Successful integration policies can lead to better overall economic performance and social cohesion. Weak integration outcomes can have far-ranging sociopolitical consequences for newcomers and receiving societies alike.

Uncontrolled or unwanted immigration can lead to a sharp backlash against all forms of migration. Likewise, poor integration leads to inequality for immigrants and their children and a belief among members of the receiving society that public policy cannot prevent potentially dangerous forms of social segregation.

Questions

What lessons can Canada offer to other Global North receiving states on the integration of immigrants and refugees?

How do labour market policies affect the integration of differently-skilled immigrant categories and what are the overall economic impacts of broad immigration policies?

Given that cities are the locus of immigration, what is the role of multi-level governance in integration policy and migration management?

South-South Migration and Environmental Sustainability

While much attention is paid to global North receiving states, the majority of international migration now moves within the Global South.

The global South is the locus of two defining trends of the 21st century: urbanization and climate change. Rural to urban migration and demographic trends mean that by 2050 a significant proportion of global population growth will take place in southern cities.

Much urban growth is unplanned and informal. Pollution in big cities is rampant. Densely-populated cities face the most significant exposure to climate change processes and events like rising sea levels, desertification, high temperatures, and extreme weather. Poor governance, weak economies, and oppressed civil societies mean significant vulnerability. These trends will have significant knock-on effects that demand forward-thinking solutions.

Questions

How can Global North states help with effective climate change adaptation in Global South states?

Can non-democracies and weak states effectively engage with civil society toward sustainability?

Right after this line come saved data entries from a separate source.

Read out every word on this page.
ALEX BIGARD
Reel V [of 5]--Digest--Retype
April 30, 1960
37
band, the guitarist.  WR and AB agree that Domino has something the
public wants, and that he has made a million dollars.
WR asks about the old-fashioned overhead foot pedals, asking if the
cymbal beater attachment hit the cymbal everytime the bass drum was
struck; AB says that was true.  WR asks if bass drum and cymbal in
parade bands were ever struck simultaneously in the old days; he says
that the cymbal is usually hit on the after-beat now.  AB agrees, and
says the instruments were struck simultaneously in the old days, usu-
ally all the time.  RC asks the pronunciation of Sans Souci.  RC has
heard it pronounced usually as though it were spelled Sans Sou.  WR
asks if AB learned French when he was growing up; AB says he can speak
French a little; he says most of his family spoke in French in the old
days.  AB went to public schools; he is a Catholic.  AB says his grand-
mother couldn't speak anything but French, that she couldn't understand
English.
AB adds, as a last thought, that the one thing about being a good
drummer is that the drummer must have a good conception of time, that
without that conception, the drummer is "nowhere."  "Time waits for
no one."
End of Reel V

Can global governance and existing frameworks for migration management effectively address the potential for climate-induced migration?

The Search for Effective Migration Management

The lack of durable solutions for refugees, environmental stress, and poor life chances in sending and transit states act as drivers for irregular migration. People with justifiable claims to international protection increasingly rely on smugglers to access asylum. Strict immigration regimes in Global North states help foster market incentives for irregular migration. The resulting complex mixed flows of people present hard challenges to established legal categories and bureaucratic structures.

The conflation of smuggling and trafficking arguably leads to an overall criminalization and securitization of migration. Liberal states are increasingly willing to militarize borders and make deals with weak, corrupt, and authoritarian states to stop irregular migration. These policies often amount to stop-gap measures rather than long-term solutions.

Questions

What does effective migration management mean in the era of securitized migration policies?

Can more open and holistic migration opportunities reduce the market incentives for irregular migration?

How do rights-based international obligations comport with an era of border pushbacks, migrant detention, and the proliferation of deals with authoritarian governments?

What do the rates of unaccompanied minors and women tell us about the drivers of irregular migration?